The curiosity over a period of time keeps rising mainly for investing in mutual funds at every volatility. Financial advisors or distributors across the country have been handholding the customers entering into the mutual funds with SIP and also making them realise that the mutual fund is meant for long-term investing.
I keep looking at SIPs. SIP mostly are subscribed for five years and 10 years or perpetuity. The number of months for which the SIP remains invested actually it goes beyond five and a half to six years. Even on the retail, the period for which the investments are being held by the investors actually goes anywhere between four and a half and five years. This indicates that major levels of investors are rising.
What is the average SIP level on a monthly level that you are expecting and do you expect the flows to continue in the same manner?
Last year, we were estimating the numbers will cross two crores in terms of account with an aggregate flow of close to about Rs 5000-5,200 crore and today aggregate monthly inflows in SIP has not only crossed the 2-crore account, it has also now crossed Rs 6,000 crore.
58% was the growth last year and the actual number on year-on-year basis. Do not assume 58% growth will come continuously for a longer period because last year was exceptional in the post demonetisation period.
Even if we assume it will grow at about 30-35% in SIP alone, that is now becoming the mode of investing in mutual funds. I would not be surprised if this number on a per month inflow basis, crosses Rs 10,000 crore by end of the financial year. The two crore number keeps rising by anywhere between 30-35 lakh accounts and that should continue.
How do you see MF flows in 2019?
We see the per month run rate in general at anywhere between Rs 20000 crore and 30000 crore. That is a pretty wide range. We saw an exceptional month of September, October, November last year. So, remove those exceptional months and look at the SIP which is close to about Rs 6000 crore. An average run rate in mutual fund inflows in equity should be around Rs 10,000- 14,000 crore.
There will be net inflows that one could expect given the fact that more and more acceptance is getting developed from investors to consider mutual fund as a part of their investment bouquet. Therefore. that number will continue.
This week is extremely critical for equity markets because we are going to be officially kick-starting earnings with Infosys on Friday. Tell me the trends that you are looking out for from Q4 numbers?

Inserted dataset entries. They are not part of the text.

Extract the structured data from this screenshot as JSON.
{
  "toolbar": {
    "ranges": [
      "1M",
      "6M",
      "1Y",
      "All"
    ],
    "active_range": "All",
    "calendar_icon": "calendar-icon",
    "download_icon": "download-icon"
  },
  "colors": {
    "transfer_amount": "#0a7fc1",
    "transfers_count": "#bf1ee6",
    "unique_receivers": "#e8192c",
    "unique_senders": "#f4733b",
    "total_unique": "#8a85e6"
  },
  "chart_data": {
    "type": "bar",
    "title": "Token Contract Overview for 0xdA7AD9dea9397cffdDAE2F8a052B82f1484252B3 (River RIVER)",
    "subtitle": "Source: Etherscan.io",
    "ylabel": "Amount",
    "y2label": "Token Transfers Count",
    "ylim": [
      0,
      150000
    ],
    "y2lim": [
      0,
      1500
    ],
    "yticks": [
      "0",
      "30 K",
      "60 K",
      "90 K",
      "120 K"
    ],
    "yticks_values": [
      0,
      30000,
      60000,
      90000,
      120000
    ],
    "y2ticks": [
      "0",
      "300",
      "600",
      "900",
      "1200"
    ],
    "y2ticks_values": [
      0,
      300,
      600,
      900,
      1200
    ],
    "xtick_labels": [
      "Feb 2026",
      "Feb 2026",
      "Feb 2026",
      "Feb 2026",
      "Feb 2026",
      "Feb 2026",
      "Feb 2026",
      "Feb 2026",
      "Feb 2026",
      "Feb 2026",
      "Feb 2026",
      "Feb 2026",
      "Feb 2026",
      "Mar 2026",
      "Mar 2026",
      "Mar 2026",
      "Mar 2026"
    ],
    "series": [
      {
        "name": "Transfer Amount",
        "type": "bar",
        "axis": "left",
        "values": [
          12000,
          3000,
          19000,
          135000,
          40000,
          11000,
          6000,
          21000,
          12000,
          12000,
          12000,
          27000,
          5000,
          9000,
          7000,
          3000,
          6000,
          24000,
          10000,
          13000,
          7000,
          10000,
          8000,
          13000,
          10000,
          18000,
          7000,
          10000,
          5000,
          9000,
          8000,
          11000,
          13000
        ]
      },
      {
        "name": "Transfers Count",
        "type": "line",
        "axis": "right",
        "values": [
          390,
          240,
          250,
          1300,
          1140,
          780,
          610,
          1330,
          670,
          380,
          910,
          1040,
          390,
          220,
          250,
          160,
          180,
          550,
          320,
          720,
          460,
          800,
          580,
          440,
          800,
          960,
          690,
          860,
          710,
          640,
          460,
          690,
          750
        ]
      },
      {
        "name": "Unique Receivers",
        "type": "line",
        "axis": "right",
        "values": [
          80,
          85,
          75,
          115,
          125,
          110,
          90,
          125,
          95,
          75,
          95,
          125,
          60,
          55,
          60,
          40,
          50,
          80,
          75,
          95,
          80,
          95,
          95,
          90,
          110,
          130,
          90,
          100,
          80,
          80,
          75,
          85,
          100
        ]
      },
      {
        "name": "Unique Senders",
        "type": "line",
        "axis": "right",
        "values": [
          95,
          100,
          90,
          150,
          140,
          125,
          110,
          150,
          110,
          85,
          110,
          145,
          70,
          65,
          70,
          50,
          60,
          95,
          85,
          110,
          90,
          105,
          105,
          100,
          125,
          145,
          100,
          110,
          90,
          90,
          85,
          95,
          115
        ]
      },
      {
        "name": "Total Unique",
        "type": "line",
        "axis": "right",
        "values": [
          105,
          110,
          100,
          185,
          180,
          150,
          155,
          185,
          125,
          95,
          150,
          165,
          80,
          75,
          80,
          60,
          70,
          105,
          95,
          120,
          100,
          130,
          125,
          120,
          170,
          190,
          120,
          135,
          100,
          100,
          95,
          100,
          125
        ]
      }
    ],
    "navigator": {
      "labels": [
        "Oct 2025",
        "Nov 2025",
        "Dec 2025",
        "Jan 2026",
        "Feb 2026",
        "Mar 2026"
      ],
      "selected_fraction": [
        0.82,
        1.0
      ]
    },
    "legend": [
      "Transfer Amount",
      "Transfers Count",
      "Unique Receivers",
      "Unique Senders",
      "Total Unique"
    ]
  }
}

For the first time we are seeing earnings where companies are showing an uptick and of course the markets are turning a little volatile. At the same time, lead fuel indicators such as higher passenger traffic, commercial vehicle sales and the way the operating cost has come down, is being reflected on the two-wheeler sales and AC sales.
All of them are pointing towards improvement in the overall profitability numbers. We will probably see a lot of upgrades of earnings, a lot of positive earnings surprises in 2018-19. That think should be the trend that one should expect. The growth momentum is coming largely coming on the back of the consumer segment.